Linde erzielte somit nach neun Monaten des laufenden Geschäftsjahres ein Ergebnis vor Steuern in Höhe von 1,138 Mrd. EUR (Vj. 1,356 Mrd. EUR).

Der Ertragsteueraufwand betrug 275 Mio. EUR (Vj. 278 Mio. EUR). Dies entspricht einer Ertragsteuerquote von 24,2 Prozent (Vj. 20,5 Prozent). Im Vorjahr war die Steuerquote durch verschiedene Einmaleffekte positiv beeinflusst worden. Nach Abzug des Steueraufwands wies Linde für die ersten neun Monate 2014 ein Ergebnis nach Steuern von 863 Mio. EUR (Vj. 1,078 Mrd. EUR) aus.

Nach Berücksichtigung der Anteile anderer Gesellschafter entfielen 818 Mio. EUR des Ergebnisses nach Steuern auf die Aktionäre der Linde AG (Vj. 997 Mio. EUR). Somit ergibt sich zum 30. September 2014 ein Ergebnis je Aktie von 4,41 EUR (Vj. 5,38 EUR). Das Ergebnis je Aktie vor Sondereinflüssen erreichte 5,31 EUR (Vj. 5,38 EUR).
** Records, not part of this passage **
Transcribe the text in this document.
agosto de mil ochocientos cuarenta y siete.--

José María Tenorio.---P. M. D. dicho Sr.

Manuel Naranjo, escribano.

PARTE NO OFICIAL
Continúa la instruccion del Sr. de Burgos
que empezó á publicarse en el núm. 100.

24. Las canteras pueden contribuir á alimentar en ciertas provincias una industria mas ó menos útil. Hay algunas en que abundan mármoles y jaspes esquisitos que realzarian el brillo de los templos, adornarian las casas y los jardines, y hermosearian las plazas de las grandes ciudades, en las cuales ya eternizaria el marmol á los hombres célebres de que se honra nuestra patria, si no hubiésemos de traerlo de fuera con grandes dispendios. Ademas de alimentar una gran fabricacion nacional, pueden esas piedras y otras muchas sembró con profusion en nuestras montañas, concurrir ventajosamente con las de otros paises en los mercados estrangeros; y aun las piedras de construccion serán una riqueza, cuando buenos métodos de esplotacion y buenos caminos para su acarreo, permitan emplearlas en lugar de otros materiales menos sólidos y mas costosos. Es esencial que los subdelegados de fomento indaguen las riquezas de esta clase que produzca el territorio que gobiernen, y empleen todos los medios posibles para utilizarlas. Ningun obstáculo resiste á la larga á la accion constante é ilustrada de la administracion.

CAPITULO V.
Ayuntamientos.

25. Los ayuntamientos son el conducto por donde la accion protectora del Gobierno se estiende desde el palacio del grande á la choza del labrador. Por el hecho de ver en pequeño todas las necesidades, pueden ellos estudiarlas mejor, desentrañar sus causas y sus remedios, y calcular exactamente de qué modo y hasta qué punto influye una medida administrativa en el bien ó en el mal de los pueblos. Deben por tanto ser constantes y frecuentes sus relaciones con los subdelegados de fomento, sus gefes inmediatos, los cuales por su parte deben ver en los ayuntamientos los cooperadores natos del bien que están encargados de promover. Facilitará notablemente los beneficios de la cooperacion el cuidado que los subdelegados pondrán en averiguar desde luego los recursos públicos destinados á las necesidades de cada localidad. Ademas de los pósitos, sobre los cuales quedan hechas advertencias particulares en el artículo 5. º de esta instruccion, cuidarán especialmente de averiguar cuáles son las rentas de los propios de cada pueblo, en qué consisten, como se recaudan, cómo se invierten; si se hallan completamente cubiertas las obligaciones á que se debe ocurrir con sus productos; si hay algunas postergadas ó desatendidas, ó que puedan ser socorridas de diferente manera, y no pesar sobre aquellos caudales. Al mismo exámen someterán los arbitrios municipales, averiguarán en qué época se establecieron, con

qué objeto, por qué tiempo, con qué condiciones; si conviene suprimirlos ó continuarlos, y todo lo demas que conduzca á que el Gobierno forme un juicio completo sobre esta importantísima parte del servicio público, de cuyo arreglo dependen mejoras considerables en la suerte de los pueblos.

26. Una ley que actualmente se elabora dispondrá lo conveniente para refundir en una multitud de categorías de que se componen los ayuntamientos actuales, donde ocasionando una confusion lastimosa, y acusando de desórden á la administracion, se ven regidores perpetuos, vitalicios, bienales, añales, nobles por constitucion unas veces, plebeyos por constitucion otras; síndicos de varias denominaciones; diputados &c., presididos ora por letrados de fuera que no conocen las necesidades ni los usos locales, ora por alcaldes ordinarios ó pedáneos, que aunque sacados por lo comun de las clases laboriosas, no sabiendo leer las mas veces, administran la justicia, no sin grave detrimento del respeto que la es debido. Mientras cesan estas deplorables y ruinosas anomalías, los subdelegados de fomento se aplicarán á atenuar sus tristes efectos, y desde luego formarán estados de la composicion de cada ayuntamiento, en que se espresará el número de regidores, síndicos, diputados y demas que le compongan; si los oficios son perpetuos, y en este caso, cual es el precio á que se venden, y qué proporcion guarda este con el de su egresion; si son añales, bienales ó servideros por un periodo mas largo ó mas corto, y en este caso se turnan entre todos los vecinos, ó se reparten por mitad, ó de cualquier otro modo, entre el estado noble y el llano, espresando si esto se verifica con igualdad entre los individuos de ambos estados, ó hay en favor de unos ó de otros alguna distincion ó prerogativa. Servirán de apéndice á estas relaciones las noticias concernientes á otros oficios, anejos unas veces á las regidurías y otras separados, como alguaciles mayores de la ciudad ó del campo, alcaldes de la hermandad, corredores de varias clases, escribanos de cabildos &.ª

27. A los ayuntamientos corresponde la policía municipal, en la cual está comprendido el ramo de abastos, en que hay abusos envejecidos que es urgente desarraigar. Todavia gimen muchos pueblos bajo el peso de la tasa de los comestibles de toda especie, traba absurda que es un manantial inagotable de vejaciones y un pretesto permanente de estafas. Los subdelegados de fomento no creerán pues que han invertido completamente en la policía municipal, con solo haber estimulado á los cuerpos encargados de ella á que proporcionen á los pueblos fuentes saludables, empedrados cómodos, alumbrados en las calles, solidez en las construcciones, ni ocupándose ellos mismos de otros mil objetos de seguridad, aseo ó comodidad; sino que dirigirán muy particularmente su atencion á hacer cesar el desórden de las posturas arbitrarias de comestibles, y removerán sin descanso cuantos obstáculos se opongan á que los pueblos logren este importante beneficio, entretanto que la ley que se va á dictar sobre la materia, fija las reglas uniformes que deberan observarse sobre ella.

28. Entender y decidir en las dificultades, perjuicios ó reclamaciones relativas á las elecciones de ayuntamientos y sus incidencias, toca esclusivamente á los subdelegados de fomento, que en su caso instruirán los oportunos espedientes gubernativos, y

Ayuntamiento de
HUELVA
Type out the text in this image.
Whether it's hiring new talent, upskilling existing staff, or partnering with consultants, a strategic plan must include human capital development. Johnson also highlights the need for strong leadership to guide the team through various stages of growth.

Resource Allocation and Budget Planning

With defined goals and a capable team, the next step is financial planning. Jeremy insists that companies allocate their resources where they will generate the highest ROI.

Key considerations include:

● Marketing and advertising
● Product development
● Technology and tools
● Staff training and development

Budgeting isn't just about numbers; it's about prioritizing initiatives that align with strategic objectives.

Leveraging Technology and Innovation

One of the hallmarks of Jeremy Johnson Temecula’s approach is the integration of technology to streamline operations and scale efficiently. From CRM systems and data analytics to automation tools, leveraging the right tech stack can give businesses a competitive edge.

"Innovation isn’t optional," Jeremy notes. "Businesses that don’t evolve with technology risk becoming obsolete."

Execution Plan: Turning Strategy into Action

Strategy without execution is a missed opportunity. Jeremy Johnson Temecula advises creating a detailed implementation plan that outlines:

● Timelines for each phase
Hinweis: Die Überleitung des Ergebnisses je Aktie vor Sondereinflüssen ist unter Textziffer [12] dieses Zwischenberichts dargestellt.

1 Sondereinflüsse sind solche Einflüsse, die aufgrund ihrer Art, ihrer Häufigkeit und/oder ihres Umfangs geeignet sind, die Aussagekraft der finanziellen Kennzahlen über die Nachhaltigkeit der Ertragskraft der Linde Group am Kapitalmarkt zu beeinträchtigen.